Я вошел во двор и стал подниматься по ветхой и довольно пахучей деревянной лестнице. Навстречу вышла женщина с ведром помоев.
– Позвольте спросить, где тут сапожник? – обратился я к ней.
– А вон, напротив! Вам сапоги, што ль? Так его дома нет!
Я все-таки открыл дверь, обитую рогожей. Не совсем благовонным воздухом пахнуло на меня. К запаху кожи и клея примешивался специфический запах сырого жилья.

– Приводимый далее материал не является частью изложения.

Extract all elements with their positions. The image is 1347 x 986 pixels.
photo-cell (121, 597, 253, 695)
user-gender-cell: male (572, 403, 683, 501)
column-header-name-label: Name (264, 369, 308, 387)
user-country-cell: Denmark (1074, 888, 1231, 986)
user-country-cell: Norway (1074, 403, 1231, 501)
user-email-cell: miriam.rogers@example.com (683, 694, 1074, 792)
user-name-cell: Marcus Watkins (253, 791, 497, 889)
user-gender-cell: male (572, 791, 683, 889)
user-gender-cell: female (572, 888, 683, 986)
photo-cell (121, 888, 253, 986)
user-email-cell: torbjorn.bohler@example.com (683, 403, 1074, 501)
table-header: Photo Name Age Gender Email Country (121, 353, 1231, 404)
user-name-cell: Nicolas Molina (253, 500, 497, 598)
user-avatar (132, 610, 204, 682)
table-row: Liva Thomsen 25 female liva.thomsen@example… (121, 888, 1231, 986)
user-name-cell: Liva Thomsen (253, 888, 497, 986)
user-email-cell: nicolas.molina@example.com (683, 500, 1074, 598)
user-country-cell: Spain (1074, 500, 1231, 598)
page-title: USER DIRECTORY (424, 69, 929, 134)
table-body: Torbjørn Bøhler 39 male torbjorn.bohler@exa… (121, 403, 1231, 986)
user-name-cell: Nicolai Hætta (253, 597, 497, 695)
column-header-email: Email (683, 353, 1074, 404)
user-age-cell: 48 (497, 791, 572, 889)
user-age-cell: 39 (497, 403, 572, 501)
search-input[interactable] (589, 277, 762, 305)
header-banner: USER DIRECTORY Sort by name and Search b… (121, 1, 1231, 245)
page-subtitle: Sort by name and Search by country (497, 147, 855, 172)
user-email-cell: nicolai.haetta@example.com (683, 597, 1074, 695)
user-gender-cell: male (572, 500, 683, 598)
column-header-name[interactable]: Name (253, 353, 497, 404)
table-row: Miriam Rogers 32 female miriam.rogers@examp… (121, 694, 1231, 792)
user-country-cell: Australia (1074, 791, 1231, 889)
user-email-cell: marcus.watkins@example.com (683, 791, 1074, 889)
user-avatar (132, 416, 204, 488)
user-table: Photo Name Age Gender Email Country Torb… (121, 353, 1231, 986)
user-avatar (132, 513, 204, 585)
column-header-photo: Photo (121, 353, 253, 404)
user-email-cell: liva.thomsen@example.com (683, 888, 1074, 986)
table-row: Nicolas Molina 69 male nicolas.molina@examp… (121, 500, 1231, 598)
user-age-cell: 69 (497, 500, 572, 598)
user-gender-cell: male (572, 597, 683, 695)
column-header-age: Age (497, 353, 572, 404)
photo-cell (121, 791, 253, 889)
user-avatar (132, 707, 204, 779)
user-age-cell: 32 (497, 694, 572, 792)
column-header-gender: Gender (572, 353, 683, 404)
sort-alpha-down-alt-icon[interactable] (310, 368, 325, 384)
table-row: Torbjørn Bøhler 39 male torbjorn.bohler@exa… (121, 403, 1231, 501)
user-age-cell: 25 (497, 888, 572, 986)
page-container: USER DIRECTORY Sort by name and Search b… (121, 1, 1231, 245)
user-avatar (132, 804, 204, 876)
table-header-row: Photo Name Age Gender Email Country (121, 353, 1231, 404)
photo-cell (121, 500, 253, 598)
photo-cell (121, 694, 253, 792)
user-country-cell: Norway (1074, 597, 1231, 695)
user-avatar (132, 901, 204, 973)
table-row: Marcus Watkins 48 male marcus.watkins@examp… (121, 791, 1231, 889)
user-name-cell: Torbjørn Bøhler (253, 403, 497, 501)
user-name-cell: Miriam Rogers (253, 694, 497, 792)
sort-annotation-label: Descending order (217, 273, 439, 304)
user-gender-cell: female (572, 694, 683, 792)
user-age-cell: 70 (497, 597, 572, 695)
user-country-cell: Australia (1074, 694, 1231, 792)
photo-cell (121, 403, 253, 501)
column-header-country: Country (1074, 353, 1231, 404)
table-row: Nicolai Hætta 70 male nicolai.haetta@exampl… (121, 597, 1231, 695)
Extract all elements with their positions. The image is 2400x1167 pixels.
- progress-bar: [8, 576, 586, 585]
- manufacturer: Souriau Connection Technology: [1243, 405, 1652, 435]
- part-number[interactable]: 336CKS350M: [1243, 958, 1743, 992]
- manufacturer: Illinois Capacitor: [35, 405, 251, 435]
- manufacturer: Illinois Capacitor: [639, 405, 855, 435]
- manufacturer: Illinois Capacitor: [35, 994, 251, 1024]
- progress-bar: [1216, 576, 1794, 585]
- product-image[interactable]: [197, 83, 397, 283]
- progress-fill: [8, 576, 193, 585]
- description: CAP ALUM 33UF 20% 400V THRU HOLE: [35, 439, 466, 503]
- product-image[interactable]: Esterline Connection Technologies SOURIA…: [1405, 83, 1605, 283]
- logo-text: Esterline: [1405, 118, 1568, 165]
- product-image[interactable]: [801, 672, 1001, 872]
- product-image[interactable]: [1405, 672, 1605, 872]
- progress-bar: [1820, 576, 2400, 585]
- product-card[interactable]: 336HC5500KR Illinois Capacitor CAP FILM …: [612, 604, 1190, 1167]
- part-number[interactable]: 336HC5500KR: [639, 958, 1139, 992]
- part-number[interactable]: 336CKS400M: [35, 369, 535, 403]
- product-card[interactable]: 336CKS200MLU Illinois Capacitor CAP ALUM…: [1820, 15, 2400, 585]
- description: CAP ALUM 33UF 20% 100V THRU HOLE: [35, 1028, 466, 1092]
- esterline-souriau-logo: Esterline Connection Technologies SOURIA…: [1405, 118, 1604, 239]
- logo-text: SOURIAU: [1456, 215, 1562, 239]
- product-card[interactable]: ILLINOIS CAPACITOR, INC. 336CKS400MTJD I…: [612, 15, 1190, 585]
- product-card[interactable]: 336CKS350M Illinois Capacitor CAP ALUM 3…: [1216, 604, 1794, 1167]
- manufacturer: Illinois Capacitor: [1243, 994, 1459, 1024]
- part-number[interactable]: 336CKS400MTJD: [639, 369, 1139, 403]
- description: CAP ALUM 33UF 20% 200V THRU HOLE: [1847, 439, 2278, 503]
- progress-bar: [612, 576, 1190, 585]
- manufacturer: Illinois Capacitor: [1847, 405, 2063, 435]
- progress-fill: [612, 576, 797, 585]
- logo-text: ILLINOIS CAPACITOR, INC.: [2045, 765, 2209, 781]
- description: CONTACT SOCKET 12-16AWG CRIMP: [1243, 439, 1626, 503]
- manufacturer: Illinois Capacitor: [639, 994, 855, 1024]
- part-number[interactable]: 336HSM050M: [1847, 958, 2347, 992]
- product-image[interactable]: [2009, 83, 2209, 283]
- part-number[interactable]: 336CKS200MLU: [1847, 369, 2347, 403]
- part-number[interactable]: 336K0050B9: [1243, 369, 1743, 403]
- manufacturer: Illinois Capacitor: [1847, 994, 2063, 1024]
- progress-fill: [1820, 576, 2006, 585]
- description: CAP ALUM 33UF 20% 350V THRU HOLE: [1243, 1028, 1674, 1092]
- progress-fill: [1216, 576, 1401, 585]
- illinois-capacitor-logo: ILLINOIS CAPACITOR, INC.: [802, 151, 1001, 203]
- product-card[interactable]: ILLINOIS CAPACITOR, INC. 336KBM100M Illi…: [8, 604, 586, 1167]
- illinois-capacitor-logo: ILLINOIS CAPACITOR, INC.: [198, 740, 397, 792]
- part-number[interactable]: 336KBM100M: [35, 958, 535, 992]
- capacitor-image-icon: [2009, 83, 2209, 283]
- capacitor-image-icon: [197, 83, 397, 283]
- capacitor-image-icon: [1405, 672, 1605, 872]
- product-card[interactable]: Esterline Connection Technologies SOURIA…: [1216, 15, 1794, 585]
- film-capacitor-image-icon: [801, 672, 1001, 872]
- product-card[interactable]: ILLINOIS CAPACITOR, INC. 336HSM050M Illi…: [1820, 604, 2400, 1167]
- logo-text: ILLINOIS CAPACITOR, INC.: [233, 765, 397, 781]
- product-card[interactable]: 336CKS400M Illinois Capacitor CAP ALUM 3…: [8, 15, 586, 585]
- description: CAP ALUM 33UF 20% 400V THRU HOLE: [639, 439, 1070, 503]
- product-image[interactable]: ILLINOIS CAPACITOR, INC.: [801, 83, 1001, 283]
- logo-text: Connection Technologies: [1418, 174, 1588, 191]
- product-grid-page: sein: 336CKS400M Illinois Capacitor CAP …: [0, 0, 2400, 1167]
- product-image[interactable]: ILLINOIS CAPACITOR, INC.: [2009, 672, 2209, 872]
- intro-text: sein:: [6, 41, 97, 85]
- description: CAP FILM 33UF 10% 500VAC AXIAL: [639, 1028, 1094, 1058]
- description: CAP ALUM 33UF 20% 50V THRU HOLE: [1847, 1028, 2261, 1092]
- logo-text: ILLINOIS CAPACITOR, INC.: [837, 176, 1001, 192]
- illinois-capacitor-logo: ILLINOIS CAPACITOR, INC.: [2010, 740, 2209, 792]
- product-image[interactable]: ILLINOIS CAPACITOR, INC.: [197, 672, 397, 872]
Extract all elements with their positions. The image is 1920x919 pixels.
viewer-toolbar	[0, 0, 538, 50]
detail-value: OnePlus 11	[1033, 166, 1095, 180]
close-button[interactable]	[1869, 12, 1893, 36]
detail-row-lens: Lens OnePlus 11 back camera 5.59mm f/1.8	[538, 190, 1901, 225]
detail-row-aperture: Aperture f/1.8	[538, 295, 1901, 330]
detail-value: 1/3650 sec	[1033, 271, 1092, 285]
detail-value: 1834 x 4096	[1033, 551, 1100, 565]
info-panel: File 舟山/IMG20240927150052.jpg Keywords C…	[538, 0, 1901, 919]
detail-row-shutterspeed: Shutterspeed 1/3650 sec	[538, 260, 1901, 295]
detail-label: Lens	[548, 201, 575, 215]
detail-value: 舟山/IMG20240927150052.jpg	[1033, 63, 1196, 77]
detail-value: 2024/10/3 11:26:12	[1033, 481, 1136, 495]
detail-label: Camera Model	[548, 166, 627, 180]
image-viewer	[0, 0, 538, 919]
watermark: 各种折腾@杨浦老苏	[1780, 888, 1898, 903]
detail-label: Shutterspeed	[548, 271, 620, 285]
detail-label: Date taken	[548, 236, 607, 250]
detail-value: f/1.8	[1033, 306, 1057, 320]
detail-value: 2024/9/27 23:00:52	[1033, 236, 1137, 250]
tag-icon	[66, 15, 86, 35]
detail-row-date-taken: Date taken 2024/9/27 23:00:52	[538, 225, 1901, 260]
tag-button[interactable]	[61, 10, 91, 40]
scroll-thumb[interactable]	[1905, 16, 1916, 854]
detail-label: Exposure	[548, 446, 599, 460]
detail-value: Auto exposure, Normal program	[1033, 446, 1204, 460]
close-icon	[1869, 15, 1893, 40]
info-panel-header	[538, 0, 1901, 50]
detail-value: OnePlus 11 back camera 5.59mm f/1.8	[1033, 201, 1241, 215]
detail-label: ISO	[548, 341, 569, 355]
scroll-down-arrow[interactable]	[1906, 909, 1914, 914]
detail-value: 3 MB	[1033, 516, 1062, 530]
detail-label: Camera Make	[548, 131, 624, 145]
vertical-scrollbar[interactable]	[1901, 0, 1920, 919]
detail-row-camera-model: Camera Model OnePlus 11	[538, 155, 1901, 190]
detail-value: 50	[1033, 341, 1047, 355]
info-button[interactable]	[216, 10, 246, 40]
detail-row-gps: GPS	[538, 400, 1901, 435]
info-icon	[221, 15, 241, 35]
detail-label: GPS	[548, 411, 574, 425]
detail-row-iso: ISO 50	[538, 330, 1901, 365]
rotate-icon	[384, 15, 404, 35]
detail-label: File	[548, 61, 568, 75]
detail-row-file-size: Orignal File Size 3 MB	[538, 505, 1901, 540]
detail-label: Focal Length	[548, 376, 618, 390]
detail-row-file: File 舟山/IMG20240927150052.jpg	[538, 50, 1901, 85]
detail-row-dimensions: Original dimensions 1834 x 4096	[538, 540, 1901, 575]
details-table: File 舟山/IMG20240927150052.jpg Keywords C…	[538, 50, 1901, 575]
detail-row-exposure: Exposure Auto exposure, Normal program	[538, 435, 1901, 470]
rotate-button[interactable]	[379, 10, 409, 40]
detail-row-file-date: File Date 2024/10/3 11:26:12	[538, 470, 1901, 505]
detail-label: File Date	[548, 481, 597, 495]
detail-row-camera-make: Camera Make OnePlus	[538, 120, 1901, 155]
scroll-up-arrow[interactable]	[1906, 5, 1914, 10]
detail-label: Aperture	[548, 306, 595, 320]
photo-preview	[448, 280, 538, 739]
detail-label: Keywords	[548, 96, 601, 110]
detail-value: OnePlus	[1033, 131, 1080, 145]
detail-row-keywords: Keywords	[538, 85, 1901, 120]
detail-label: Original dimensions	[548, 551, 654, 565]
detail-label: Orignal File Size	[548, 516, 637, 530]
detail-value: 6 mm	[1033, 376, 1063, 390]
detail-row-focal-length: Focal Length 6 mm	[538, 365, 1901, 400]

Передо мной в полумраке образовалась фигура молодой худощавой женщины в затрапезном капоте. В одной руке она держала ухват, а другой весьма энергично отстраняла ущемившегося за платье и ревевшего благим матом ребенка.
– Чего вам?
– Комната… у вас отдается?
– Комната? Ш… ш… Ах ты, боже мой! Как же-с, как же, у нас! Пожалуйте! Танька, да возьми ты этого подлого! Пропасти на вас нет!
В кухню вбежала худенькая девочка лет семи и, схватив плачущего ребенка в охапку, оторвала от матери. Женщина бросила ухват, провела обеими руками по бедрам и повела меня через крохотный темный коридорчик.
Комнатка была не больше пяти шагов в длину, в одно окно, выходившее на крышу, с грязными, запятнанными, местами порванными обоями.
– Вот комнатка! Обои-то ребятишки порвали, муж после заклеит, а комнатка ничего, теплая!
Я подошел к окну, и когда обернулся, то подметил взгляд, которым она на меня смотрела. Этот взгляд был полон тоски и страха. Объяснив его боязнью, что мне не нравится комната, я почел своей обязанностью одобрительно промычать.
– Ну, а цена как? – спросил я.
– А-а-а! – ревел ребенок за тонкой дощатой перегородкой.
– Цена? Ш… ш… Танька, уйми ты его! Да что…
Я не расслышал и просил повторить.
– Танька, подлая, тебе говорят! С мебелью шесть рублей.
Только тут я догадался, что в комнате должна быть «мебель». И она была вся налицо: кровать из грубо сколоченных досок, пара табуретов и крошечный кухонный столик. Ясно, что комнату не трудно было сдать и без «оной»: стоило только перетащить все на чердак.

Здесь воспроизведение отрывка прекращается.